Chi ha condotto i giochi dell’ultimo esecutivo? Chi ne ha saldamente tenuto in mano le redini? Quali sono stati gli stereotipi veicolati? Un’accozzaglia di simboli che poco hanno a che vedere con i tempi che viviamo: coroncine di rosario, donne confinate nella sfera domestica, drastiche limitazioni al concetto di famiglia. Una breve riflessione di Lara Ghiglione, segretaria generale della camera del lavoro spezzina

Dal Ddl Pillon, al ruolo della donna all’interno della famiglia tradizionale, al tentativo di messa in discussione dell’autodeterminazione, alla crisi di governo anch’essa giocata (è proprio il caso di dirlo) totalmente da figure maschili: Conte, Salvini, Di Maio, Renzi, Mattarella.

Con le donne di contorno che al massimo possono aspirare al ruolo di cheerleaders. Spesso scelte proprio dagli stessi suddetti protagonisti, probabilmente con il tacito accorto che quello è il massimo a cui aspirare se si vuole far parte dei listini blindati.

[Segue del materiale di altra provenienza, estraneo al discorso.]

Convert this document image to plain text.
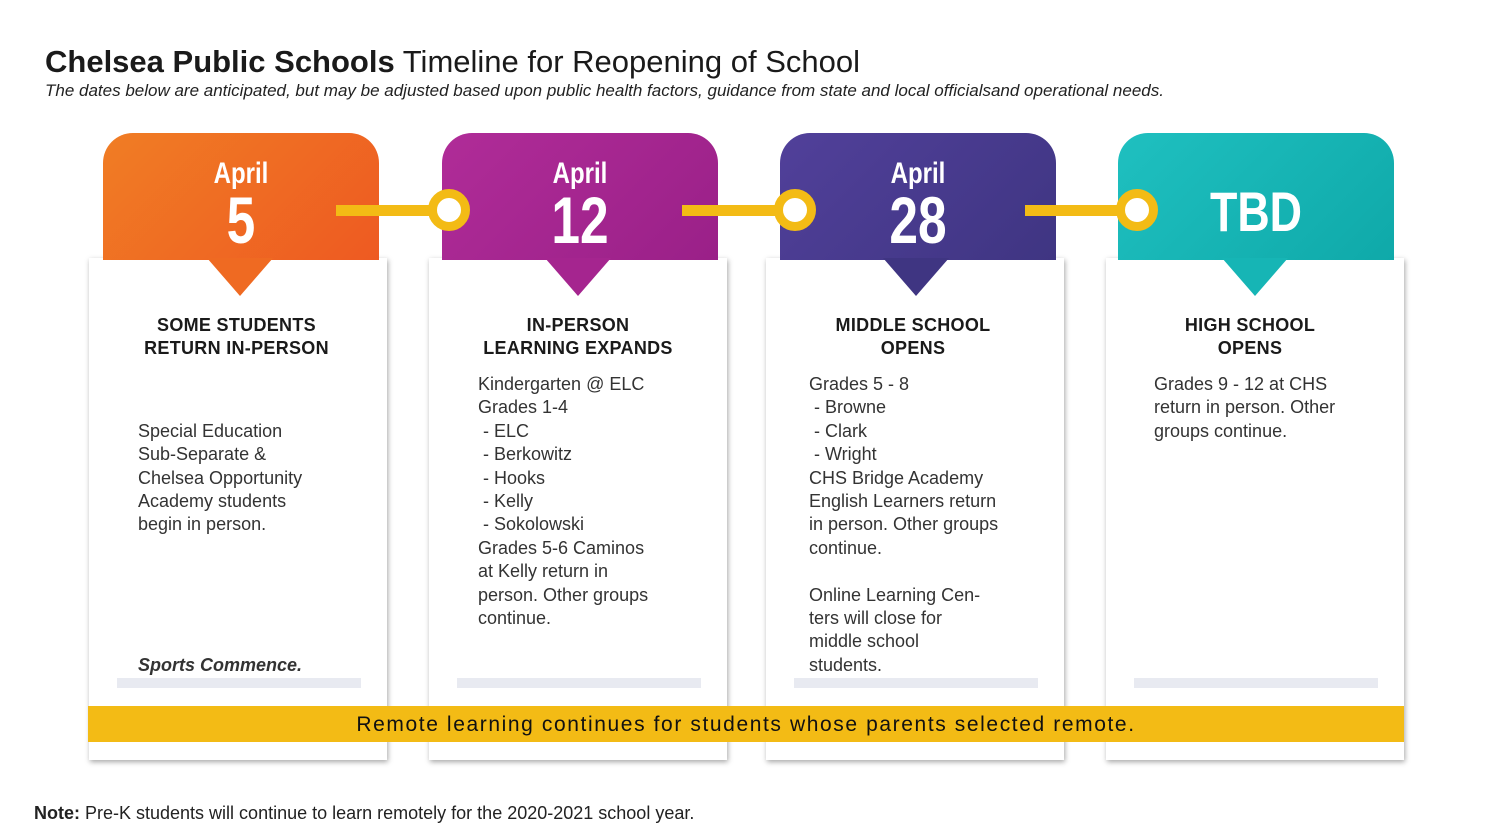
Chelsea Public Schools Timeline for Reopening of School
The dates below are anticipated, but may be adjusted based upon public health factors, guidance from state and local officialsand operational needs.
April
5
April
12
April
28	TBD
SOME STUDENTS
RETURN IN-PERSON
IN-PERSON
LEARNING EXPANDS
MIDDLE SCHOOL
OPENS
HIGH SCHOOL
OPENS

Special Education
Sub-Separate &
Chelsea Opportunity
Academy students
begin in person.

Sports Commence.

Kindergarten @ ELC
Grades 1-4
- ELC
- Berkowitz
- Hooks
- Kelly
- Sokolowski
Grades 5-6 Caminos
at Kelly return in
person. Other groups
continue.
Grades 5 - 8
- Browne
- Clark
- Wright
CHS Bridge Academy
English Learners return
in person. Other groups
continue.

Online Learning Cen-
ters will close for
middle school
students.
Grades 9 - 12 at CHS
return in person. Other
groups continue.
Remote learning continues for students whose parents selected remote.
Note: Pre-K students will continue to learn remotely for the 2020-2021 school year.
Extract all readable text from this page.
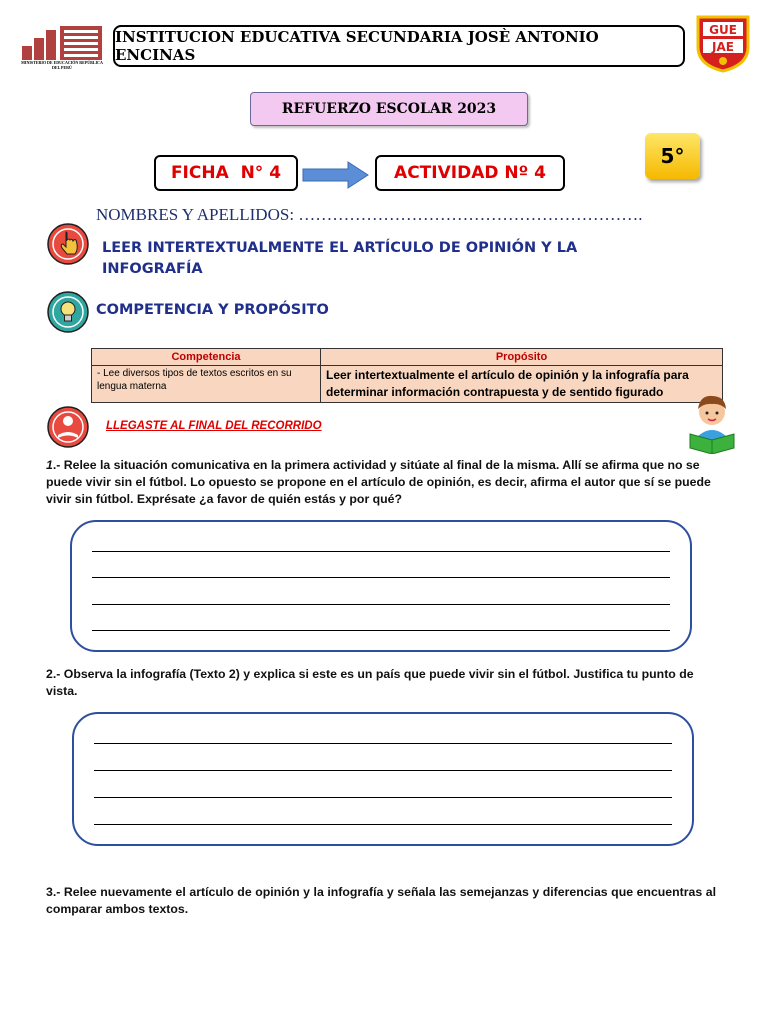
MINISTERIO DE EDUCACIÓN REPÚBLICA DEL PERÚ
INSTITUCION EDUCATIVA SECUNDARIA JOSÈ ANTONIO ENCINAS
GUE
JAE
REFUERZO ESCOLAR 2023
FICHA  N° 4	ACTIVIDAD Nº 4
5°
NOMBRES Y APELLIDOS: …………………………………………………….
LEER INTERTEXTUALMENTE EL ARTÍCULO DE OPINIÓN Y LA INFOGRAFÍA
COMPETENCIA Y PROPÓSITO
Competencia	Propósito
- Lee diversos tipos de textos escritos en su lengua materna	Leer intertextualmente el artículo de opinión y la infografía para determinar información contrapuesta y de sentido figurado
LLEGASTE AL FINAL DEL RECORRIDO
1.- Relee la situación comunicativa en la primera actividad y sitúate al final de la misma. Allí se afirma que no se puede vivir sin el fútbol. Lo opuesto se propone en el artículo de opinión, es decir, afirma el autor que sí se puede vivir sin fútbol. Exprésate ¿a favor de quién estás y por qué?
2.- Observa la infografía (Texto 2) y explica si este es un país que puede vivir sin el fútbol. Justifica tu punto de vista.
3.- Relee nuevamente el artículo de opinión y la infografía y señala las semejanzas y diferencias que encuentras al comparar ambos textos.
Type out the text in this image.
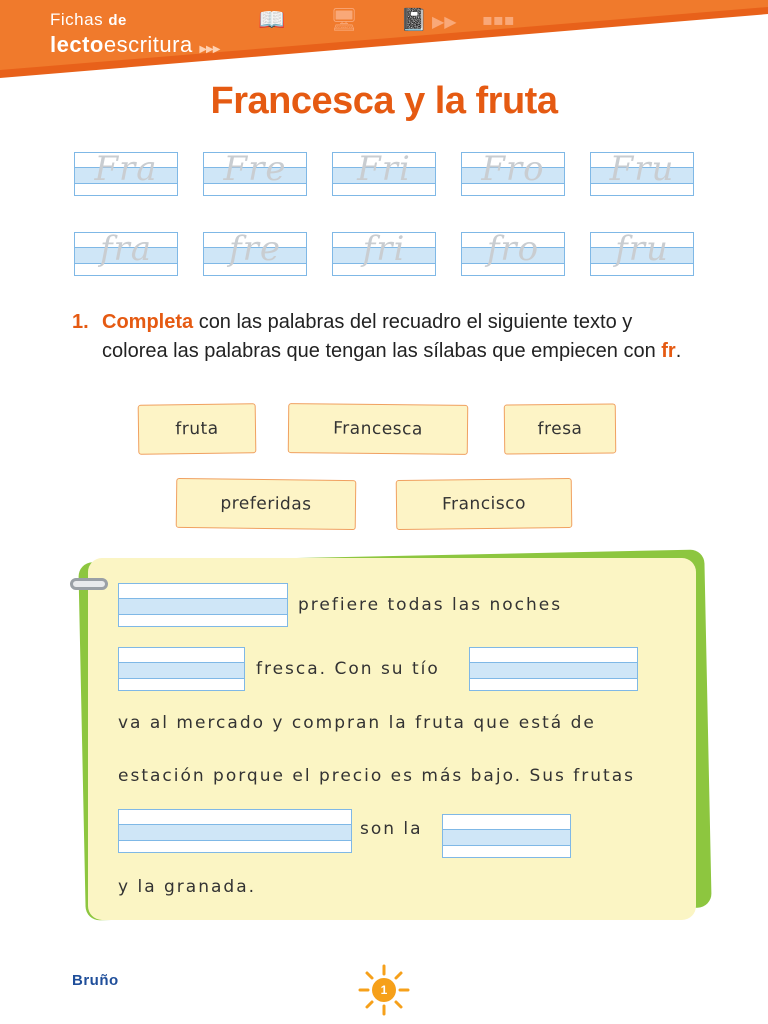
Fichas de
lectoescritura ▶▶▶
📖 🖥 📓 ▶▶ ▪▪▪
Francesca y la fruta
Fra	Fre	Fri	Fro	Fru
fra	fre	fri	fro	fru
1. Completa con las palabras del recuadro el siguiente texto y colorea las palabras que tengan las sílabas que empiecen con fr.
fruta	Francesca	fresa
preferidas	Francisco
prefiere todas las noches
fresca. Con su tío
va al mercado y compran la fruta que está de
estación porque el precio es más bajo. Sus frutas
son la
y la granada.
Bruño
1
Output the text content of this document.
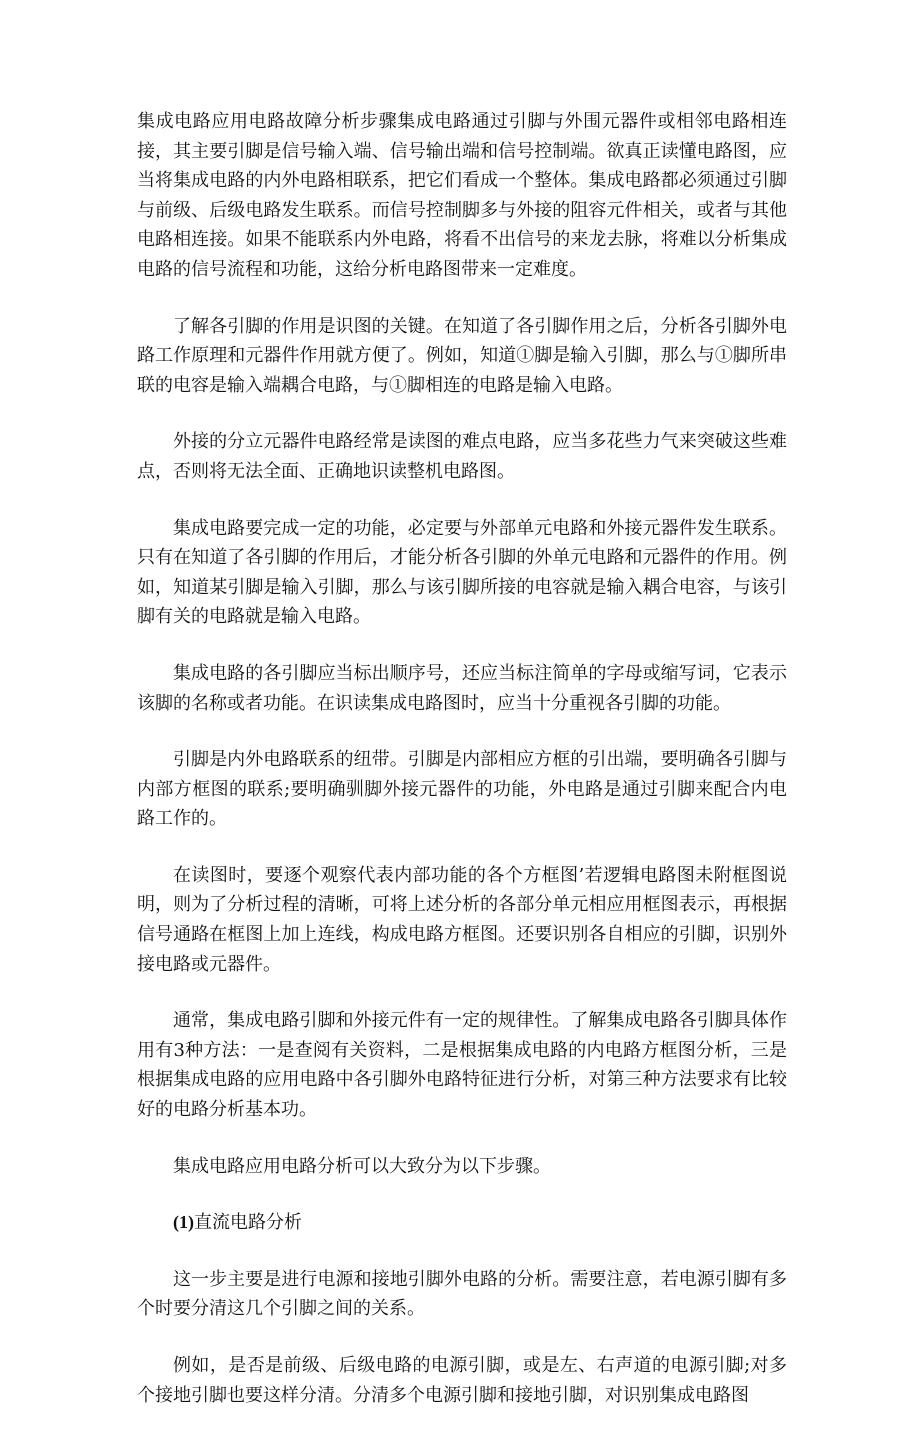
集成电路应用电路故障分析步骤集成电路通过引脚与外围元器件或相邻电路相连接，其主要引脚是信号输入端、信号输出端和信号控制端。欲真正读懂电路图，应当将集成电路的内外电路相联系，把它们看成一个整体。集成电路都必须通过引脚与前级、后级电路发生联系。而信号控制脚多与外接的阻容元件相关，或者与其他电路相连接。如果不能联系内外电路，将看不出信号的来龙去脉，将难以分析集成电路的信号流程和功能，这给分析电路图带来一定难度。

了解各引脚的作用是识图的关键。在知道了各引脚作用之后，分析各引脚外电路工作原理和元器件作用就方便了。例如，知道①脚是输入引脚，那么与①脚所串联的电容是输入端耦合电路，与①脚相连的电路是输入电路。

外接的分立元器件电路经常是读图的难点电路，应当多花些力气来突破这些难点，否则将无法全面、正确地识读整机电路图。

集成电路要完成一定的功能，必定要与外部单元电路和外接元器件发生联系。只有在知道了各引脚的作用后，才能分析各引脚的外单元电路和元器件的作用。例如，知道某引脚是输入引脚，那么与该引脚所接的电容就是输入耦合电容，与该引脚有关的电路就是输入电路。

集成电路的各引脚应当标出顺序号，还应当标注简单的字母或缩写词，它表示该脚的名称或者功能。在识读集成电路图时，应当十分重视各引脚的功能。

引脚是内外电路联系的纽带。引脚是内部相应方框的引出端，要明确各引脚与内部方框图的联系;要明确驯脚外接元器件的功能，外电路是通过引脚来配合内电路工作的。

在读图时，要逐个观察代表内部功能的各个方框图’若逻辑电路图未附框图说明，则为了分析过程的清晰，可将上述分析的各部分单元相应用框图表示，再根据信号通路在框图上加上连线，构成电路方框图。还要识别各自相应的引脚，识别外接电路或元器件。

通常，集成电路引脚和外接元件有一定的规律性。了解集成电路各引脚具体作用有3种方法：一是查阅有关资料，二是根据集成电路的内电路方框图分析，三是根据集成电路的应用电路中各引脚外电路特征进行分析，对第三种方法要求有比较好的电路分析基本功。

集成电路应用电路分析可以大致分为以下步骤。

(1)直流电路分析

这一步主要是进行电源和接地引脚外电路的分析。需要注意，若电源引脚有多个时要分清这几个引脚之间的关系。

例如，是否是前级、后级电路的电源引脚，或是左、右声道的电源引脚;对多个接地引脚也要这样分清。分清多个电源引脚和接地引脚，对识别集成电路图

Penso che oltre alla doverosa e sacrosanta battaglia per i diritti e per non vederci sottrarre conquiste di civiltà, dovremmo iniziare a pretendere di più.
A guardare ad una politica e a istituzioni veramente più paritarie nella sostanza e non solo nella forma.

Per come sono andate le cose fare peggio di questi maschi al comando sarebbe davvero molto difficile.